Managing a destroyed or destructive link
The psychological elaboration at the emotional level and at the thought level not only depends on the child, but on the environment as a whole. The shadow of the absent father always grips, in one way or another, family life.
On the other hand, it is possible that, depending on our position in the family hierarchy, some of the family members assume the role of parents without being so out of compassion or necessity; It can also happen that we are the ones who feel the pressure to handle certain circumstances.
For its part, the eternal statement of what we consider father stands out, a common dilemma with complicated implications. The natural thing is that the emotional father is also the father who begot us; however, as we see, this is not always the case.
In this way, we must emphasize that depending on the evolutionary moment and the circumstances surrounding the abandonment, we will assume certain qualities, tasks, obligations or roles that do not correspond to us. Thus, we must emphasize that:
- If that figure is lacking in one way or another in early childhood (0-6 years), it is difficult to achieve the emotional fulfillment that this stage requires in which we cement our growth.
- If the abandonment occurred in second childhood (6-12 years), the difficulty of consolidating the base of healthy attachment will also be diminished (not destroyed). Likewise, in adolescence, a stage in which it is essential to have support, a reference and very precise limits, it is easy for the acquisition of a solid identity to become unstructured.
- In the case of childhood and adolescence, evolutionary moments in which the personality is not structured, anxiety, sadness and the pain of a loss will profoundly mark our way of being and of relating to the world.
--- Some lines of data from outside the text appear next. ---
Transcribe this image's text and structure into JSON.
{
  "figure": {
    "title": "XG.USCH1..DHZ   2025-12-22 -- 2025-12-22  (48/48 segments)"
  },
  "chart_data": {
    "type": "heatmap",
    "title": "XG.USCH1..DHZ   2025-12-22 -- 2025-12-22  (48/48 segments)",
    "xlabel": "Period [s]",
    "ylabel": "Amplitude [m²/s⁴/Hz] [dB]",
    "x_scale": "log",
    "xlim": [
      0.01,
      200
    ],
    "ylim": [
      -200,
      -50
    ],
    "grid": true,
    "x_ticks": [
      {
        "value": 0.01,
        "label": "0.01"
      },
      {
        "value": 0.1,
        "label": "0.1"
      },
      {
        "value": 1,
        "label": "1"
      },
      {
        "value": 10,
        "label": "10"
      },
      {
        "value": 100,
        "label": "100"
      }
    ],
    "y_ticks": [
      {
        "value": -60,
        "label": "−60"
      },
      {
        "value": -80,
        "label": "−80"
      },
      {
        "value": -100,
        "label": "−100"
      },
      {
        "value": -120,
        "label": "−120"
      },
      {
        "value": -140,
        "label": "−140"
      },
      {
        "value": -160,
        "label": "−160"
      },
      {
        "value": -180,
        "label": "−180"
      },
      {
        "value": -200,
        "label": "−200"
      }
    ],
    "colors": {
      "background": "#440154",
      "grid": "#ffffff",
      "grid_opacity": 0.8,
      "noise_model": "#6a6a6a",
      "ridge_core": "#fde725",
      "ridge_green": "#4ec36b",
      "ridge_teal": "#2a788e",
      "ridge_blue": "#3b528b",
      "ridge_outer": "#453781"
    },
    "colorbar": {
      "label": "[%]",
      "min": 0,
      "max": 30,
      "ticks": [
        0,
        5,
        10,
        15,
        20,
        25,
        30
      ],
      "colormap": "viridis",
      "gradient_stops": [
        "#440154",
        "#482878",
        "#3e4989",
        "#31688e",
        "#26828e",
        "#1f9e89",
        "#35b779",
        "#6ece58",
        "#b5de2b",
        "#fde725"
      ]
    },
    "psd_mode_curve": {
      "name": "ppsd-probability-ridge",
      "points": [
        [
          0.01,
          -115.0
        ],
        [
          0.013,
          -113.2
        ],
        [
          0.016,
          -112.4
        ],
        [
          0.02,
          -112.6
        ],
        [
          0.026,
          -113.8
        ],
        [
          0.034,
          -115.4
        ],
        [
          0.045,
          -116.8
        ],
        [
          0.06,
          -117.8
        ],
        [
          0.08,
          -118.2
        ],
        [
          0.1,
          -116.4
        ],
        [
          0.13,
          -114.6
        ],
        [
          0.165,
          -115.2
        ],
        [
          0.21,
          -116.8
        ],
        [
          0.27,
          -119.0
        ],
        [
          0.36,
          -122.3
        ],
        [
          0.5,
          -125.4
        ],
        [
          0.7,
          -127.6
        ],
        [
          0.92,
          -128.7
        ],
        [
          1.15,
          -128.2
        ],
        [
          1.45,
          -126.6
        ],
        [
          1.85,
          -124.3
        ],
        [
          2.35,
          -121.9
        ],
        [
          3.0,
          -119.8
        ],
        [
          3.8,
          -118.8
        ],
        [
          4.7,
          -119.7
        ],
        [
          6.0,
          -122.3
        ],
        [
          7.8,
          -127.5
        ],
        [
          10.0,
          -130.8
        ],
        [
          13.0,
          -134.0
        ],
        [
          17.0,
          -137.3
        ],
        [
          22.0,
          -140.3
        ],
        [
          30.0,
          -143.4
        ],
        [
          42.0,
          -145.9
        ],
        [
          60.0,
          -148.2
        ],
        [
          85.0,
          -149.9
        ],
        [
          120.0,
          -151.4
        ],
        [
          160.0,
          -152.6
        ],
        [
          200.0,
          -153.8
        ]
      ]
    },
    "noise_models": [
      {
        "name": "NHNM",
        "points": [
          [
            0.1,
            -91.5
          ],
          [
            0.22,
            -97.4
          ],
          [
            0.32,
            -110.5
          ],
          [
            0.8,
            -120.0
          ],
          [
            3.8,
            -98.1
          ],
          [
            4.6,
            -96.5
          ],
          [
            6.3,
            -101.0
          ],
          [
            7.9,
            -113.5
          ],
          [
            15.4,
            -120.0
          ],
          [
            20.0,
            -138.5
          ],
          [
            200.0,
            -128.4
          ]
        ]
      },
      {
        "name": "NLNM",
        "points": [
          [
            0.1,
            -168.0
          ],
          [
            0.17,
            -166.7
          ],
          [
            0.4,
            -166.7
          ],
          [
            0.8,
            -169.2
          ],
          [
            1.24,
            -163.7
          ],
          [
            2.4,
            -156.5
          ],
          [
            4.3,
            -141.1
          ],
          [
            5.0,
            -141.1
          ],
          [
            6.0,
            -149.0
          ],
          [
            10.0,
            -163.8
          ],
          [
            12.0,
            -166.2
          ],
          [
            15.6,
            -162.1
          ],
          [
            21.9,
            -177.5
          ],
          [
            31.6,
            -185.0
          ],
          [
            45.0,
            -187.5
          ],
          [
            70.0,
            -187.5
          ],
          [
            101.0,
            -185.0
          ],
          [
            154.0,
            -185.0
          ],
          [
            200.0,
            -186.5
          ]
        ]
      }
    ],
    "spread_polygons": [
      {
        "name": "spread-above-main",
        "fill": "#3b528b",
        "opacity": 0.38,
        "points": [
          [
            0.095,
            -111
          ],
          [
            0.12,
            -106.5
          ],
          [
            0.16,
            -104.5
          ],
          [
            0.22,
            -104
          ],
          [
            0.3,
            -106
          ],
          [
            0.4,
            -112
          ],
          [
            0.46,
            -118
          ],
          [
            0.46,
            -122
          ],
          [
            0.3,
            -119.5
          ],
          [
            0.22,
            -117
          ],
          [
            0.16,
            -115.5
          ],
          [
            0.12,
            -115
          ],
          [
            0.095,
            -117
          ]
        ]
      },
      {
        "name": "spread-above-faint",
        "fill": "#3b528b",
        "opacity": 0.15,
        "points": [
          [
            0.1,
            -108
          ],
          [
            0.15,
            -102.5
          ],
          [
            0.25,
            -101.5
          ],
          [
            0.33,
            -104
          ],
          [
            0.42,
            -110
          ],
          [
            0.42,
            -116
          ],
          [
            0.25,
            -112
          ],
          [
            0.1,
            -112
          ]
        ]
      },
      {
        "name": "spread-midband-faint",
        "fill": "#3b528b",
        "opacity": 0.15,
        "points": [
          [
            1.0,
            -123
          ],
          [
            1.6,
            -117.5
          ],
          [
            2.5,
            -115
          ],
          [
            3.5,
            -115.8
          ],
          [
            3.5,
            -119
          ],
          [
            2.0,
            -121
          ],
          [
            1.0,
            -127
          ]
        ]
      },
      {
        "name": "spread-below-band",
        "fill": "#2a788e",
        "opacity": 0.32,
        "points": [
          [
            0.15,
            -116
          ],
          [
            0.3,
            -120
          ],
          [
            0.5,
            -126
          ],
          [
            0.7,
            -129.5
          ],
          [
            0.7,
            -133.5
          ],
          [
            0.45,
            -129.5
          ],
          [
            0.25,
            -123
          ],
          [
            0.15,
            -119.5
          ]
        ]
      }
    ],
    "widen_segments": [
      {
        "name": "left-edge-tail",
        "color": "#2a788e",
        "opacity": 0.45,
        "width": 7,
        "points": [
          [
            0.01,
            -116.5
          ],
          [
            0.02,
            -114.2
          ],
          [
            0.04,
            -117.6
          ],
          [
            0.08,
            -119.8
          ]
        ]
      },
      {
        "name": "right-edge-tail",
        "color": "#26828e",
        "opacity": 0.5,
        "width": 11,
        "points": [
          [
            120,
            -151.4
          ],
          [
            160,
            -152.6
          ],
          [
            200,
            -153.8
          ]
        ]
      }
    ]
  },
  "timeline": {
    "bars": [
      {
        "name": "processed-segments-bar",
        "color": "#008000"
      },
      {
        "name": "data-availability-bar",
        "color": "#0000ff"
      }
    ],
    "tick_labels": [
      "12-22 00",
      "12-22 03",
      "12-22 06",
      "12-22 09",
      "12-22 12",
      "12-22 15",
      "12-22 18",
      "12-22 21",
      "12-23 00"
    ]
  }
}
- This is, in other words, the genesis of an internal lack of structure that naturally should not have occurred. For this reason, it is an especially traumatic event that will mark our essence and our way of relating to others.
- When the abandonment occurs in youth and even in adulthood, the elaboration that is required acquires other shades, since the absence and abandonment of the father generate incongruities in oneself and the way one has to establish relationships.
- It is common to see ourselves invaded by insecurity, mistrust and fear of being betrayed. Because irrefutable abandonment in adulthood quickly builds up as betrayal. At this moment we have to do a much more conscious emotional reading and, therefore, we will feel the need to put words into it.
When we put words to it, the tints of abandonment are more stark, because we do not anesthetize reality but, probably, we even obscure it even more. Be that as it may, our armor becomes harder and, at the same time, more fragile, making the reconstruction more complicated.
Relieve the pain to live with the loss
Note that we are not talking about overcoming the loss, but about living with it. Losing a few keys and even our favorite toy can be overcome, but overcoming the loss of a parent is impossible.
This should be understood this way because it is unreality to believe that something with such an affective charge can come to not matter to us at all.
Crafting and managing the imprint of a parent’s abandonment requires individual and family forgiveness that is not always easy to achieve. If our environment constantly punishes the figure of our father, if we observe great pain in our mother, in our brothers or in our grandparents, we probably project that same mourning within us.
Becoming aware of this translates into progress, as we will tend to separate the pain of others and our own. Obviously, both make up a cocktail that will make us vulnerable in a way forever.
But this will help us not to store the pain or the emotions that accompany it to continue taking light steps on our emotional path.